The top of Pizzo Cefalone is very flat. Follow the CAI signs to the right (north-west) from the more-modern looking of the two crosses. You'll need to do some more (much easier) scrambling as you start descending. Follow the signs and this will feel like a piece of cake compared to what you did to climb up to the top! When the path levels, you can get your poles out again, as you're back to normal walking now, all the way. You will see a fork in the path ahead of you. The main path continues cutting the side of the mountain to the right, towards Campo Imperatore. The other, smaller, branches off the the left, uphill along the ridge, towards Monte Portella (Fig. 11). I recommend taking the latter, but of course if you feel tired, the main path is quicker and easier (no more climbing!) and will take you straight back to the Albergo at Campo Imperatore. If you do take the uphill path, you will be walking along the ridge all the way to the Rifugio Duca degli Abruzzi (Fig. 12).
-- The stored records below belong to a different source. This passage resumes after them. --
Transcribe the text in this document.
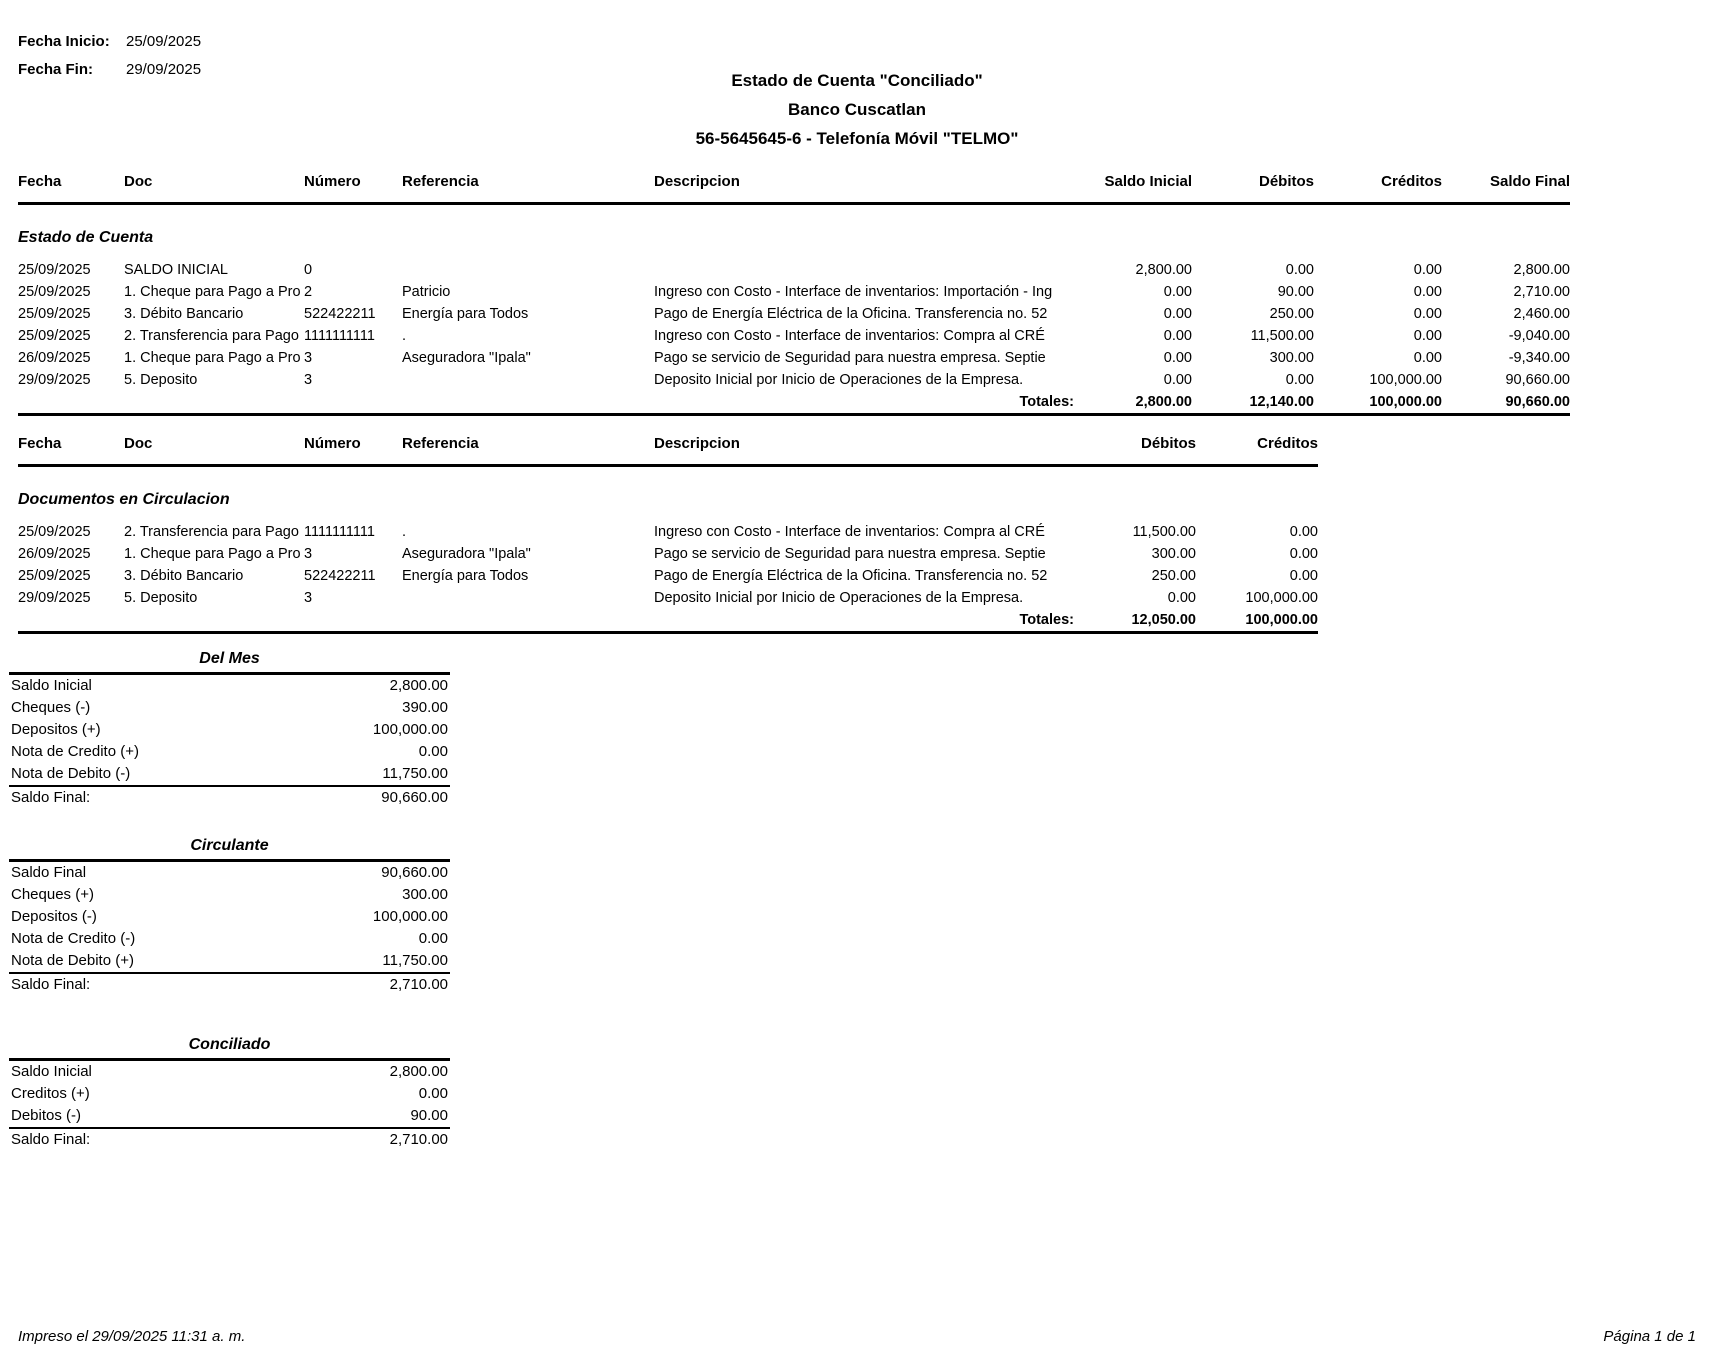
Fecha Inicio:	25/09/2025
Fecha Fin:	29/09/2025
Estado de Cuenta "Conciliado"
Banco Cuscatlan
56-5645645-6 - Telefonía Móvil "TELMO"
Fecha	Doc	Número	Referencia	Descripcion	Saldo Inicial	Débitos	Créditos	Saldo Final

Estado de Cuenta								
25/09/2025	SALDO INICIAL	0			2,800.00	0.00	0.00	2,800.00
25/09/2025	1. Cheque para Pago a Pro	2	Patricio	Ingreso con Costo - Interface de inventarios: Importación - Ing	0.00	90.00	0.00	2,710.00
25/09/2025	3. Débito Bancario	522422211	Energía para Todos	Pago de Energía Eléctrica de la Oficina. Transferencia no. 52	0.00	250.00	0.00	2,460.00
25/09/2025	2. Transferencia para Pago	1111111111	.	Ingreso con Costo - Interface de inventarios: Compra al CRÉ	0.00	11,500.00	0.00	-9,040.00
26/09/2025	1. Cheque para Pago a Pro	3	Aseguradora "Ipala"	Pago se servicio de Seguridad para nuestra empresa. Septie	0.00	300.00	0.00	-9,340.00
29/09/2025	5. Deposito	3		Deposito Inicial por Inicio de Operaciones de la Empresa.	0.00	0.00	100,000.00	90,660.00
Totales:					2,800.00	12,140.00	100,000.00	90,660.00

Fecha	Doc	Número	Referencia	Descripcion	Débitos	Créditos

Documentos en Circulacion						
25/09/2025	2. Transferencia para Pago	1111111111	.	Ingreso con Costo - Interface de inventarios: Compra al CRÉ	11,500.00	0.00
26/09/2025	1. Cheque para Pago a Pro	3	Aseguradora "Ipala"	Pago se servicio de Seguridad para nuestra empresa. Septie	300.00	0.00
25/09/2025	3. Débito Bancario	522422211	Energía para Todos	Pago de Energía Eléctrica de la Oficina. Transferencia no. 52	250.00	0.00
29/09/2025	5. Deposito	3		Deposito Inicial por Inicio de Operaciones de la Empresa.	0.00	100,000.00
Totales:					12,050.00	100,000.00

Del Mes
Saldo Inicial	2,800.00
Cheques (-)	390.00
Depositos (+)	100,000.00
Nota de Credito (+)	0.00
Nota de Debito (-)	11,750.00
Saldo Final:	90,660.00
Circulante
Saldo Final	90,660.00
Cheques (+)	300.00
Depositos (-)	100,000.00
Nota de Credito (-)	0.00
Nota de Debito (+)	11,750.00
Saldo Final:	2,710.00
Conciliado
Saldo Inicial	2,800.00
Creditos (+)	0.00
Debitos (-)	90.00
Saldo Final:	2,710.00
Impreso el 29/09/2025 11:31 a. m.	Página 1 de 1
The views will continue to be spectacular (Fig. 13) and you will spend much of your time turning your head in all directions, awestruck (do watch where you put your feet!). Once you get to the Rifugio, you can stop for a drink there. You're now only half an hour away from the Albergo.
When you're ready, take the path that goes back down to the Albergo. The path winds its way down along a series of hairpins. Don't be tempted to take shortcuts - you won't save any time at all.